Can my spouse contest a divorce based on 5 years’ separation?
Yes. For example, your spouse may claim that you haven’t been separated for the 5 years required under this ground. You may have to prove that your claim that you have been separated for 5 years is true.
In other cases, your spouse can claim that the divorce would case ‘grave financial or other hardship’ and that it would be wrong to end the marriage. An example could be an elderly wife suffering the loss of significant pension benefits through divorce.
The hardship would have to be caused by the end of the marriage, not just by your separation. This means that defences to this reason for divorce are rare.
Does the ground for divorce affect the divorce settlement or child arrangements?
One of the main concerns you may have when getting divorced is that the allegations made against you in the divorce petition may influence any financial or child arrangements.
For example, you may have been accused of unreasonable behaviour or adultery in the divorce petition and be worried that this could affect the division of assets or contact with your children.
In the vast majority of cases, financial settlements and contact arrangements for children are not affected by the contents of the divorce petition. If you are concerned about the unreasonable behaviour cited, or an adultery claim, you can often agree not to defend it on the condition that no use of these allegations is made in further proceedings such as financial or childcare arrangements.
Financial settlements are fair and give priority to the needs of your spouse and any children.

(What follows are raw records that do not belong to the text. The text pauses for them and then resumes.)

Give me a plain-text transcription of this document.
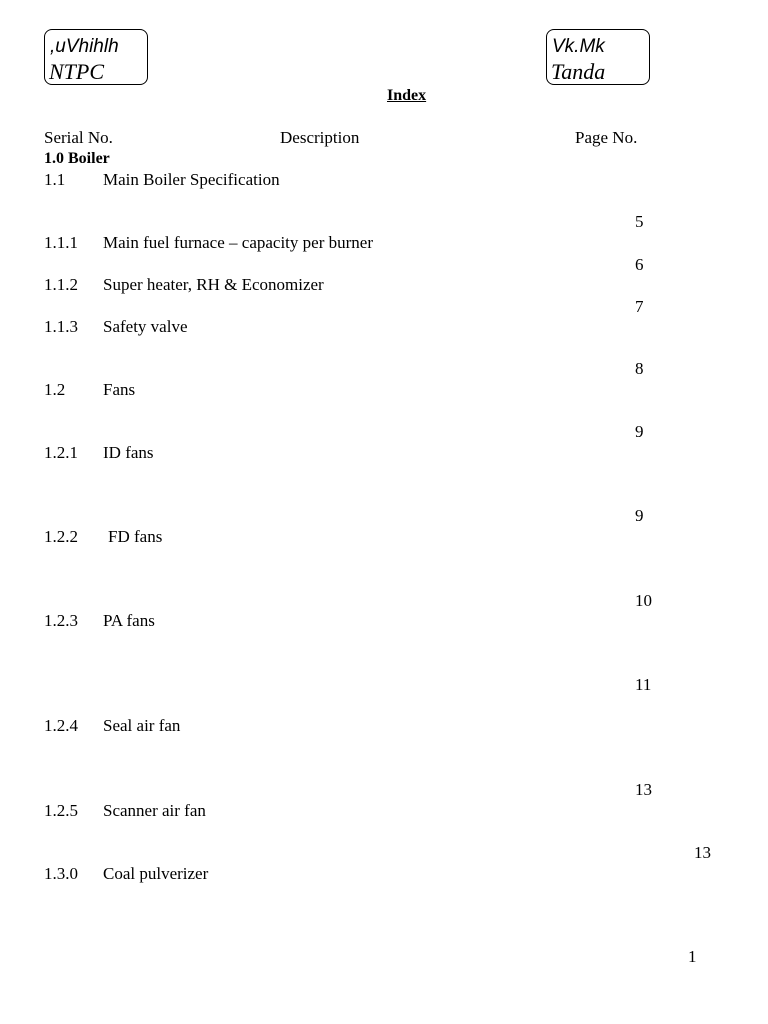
,uVhihlh
NTPC
Vk.Mk
Tanda
Index
Serial No.	Description	Page No.
1.0 Boiler
1.1 Main Boiler Specification
1.1.1 Main fuel furnace – capacity per burner
1.1.2 Super heater, RH & Economizer
1.1.3 Safety valve
1.2 Fans
1.2.1 ID fans
1.2.2 FD fans
1.2.3 PA fans
1.2.4 Seal air fan
1.2.5 Scanner air fan
1.3.0 Coal pulverizer
5
6
7
8
9
9
10
11
13
13
1
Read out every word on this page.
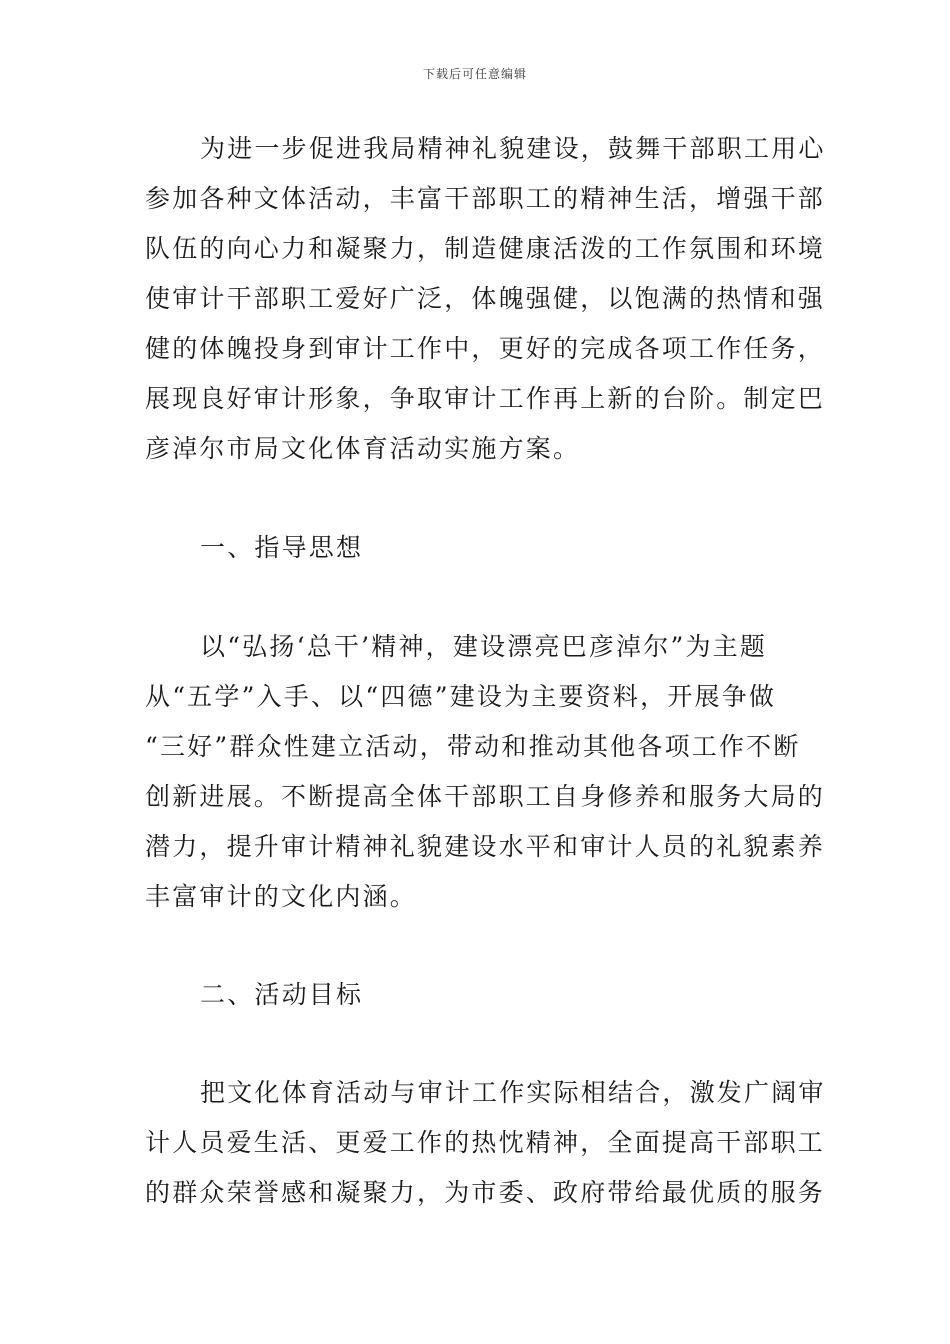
下载后可任意编辑
为进一步促进我局精神礼貌建设，鼓舞干部职工用心
参加各种文体活动，丰富干部职工的精神生活，增强干部
队伍的向心力和凝聚力，制造健康活泼的工作氛围和环境
使审计干部职工爱好广泛，体魄强健，以饱满的热情和强
健的体魄投身到审计工作中，更好的完成各项工作任务，
展现良好审计形象，争取审计工作再上新的台阶。制定巴
彦淖尔市局文化体育活动实施方案。
一、指导思想
以“弘扬‘总干’精神，建设漂亮巴彦淖尔”为主题
从“五学”入手、以“四德”建设为主要资料，开展争做
“三好”群众性建立活动，带动和推动其他各项工作不断
创新进展。不断提高全体干部职工自身修养和服务大局的
潜力，提升审计精神礼貌建设水平和审计人员的礼貌素养
丰富审计的文化内涵。
二、活动目标
把文化体育活动与审计工作实际相结合，激发广阔审
计人员爱生活、更爱工作的热忱精神，全面提高干部职工
的群众荣誉感和凝聚力，为市委、政府带给最优质的服务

The division of your assets will not be determined based on how you treated each other or whether one of you had any marital misdemeanours. The divorce petition does not in itself change a judge’s thinking when making awards for finances or contact.
An advantage of this is approach is that, as settlements are generally not affected by the grounds for divorce, there is less chance that the original divorce application will be contested by the spouse who receives it. This helps the process run more smoothly and ensures it is completed more quickly.
Note that ‘unreasonable behaviour’ may in more extreme cases affect the outcome of the divorce. For example, if, during the marriage your spouse was violent to you, or to your children or deliberately sabotaged your finances then this could be taken into account in any financial settlement or child arrangements.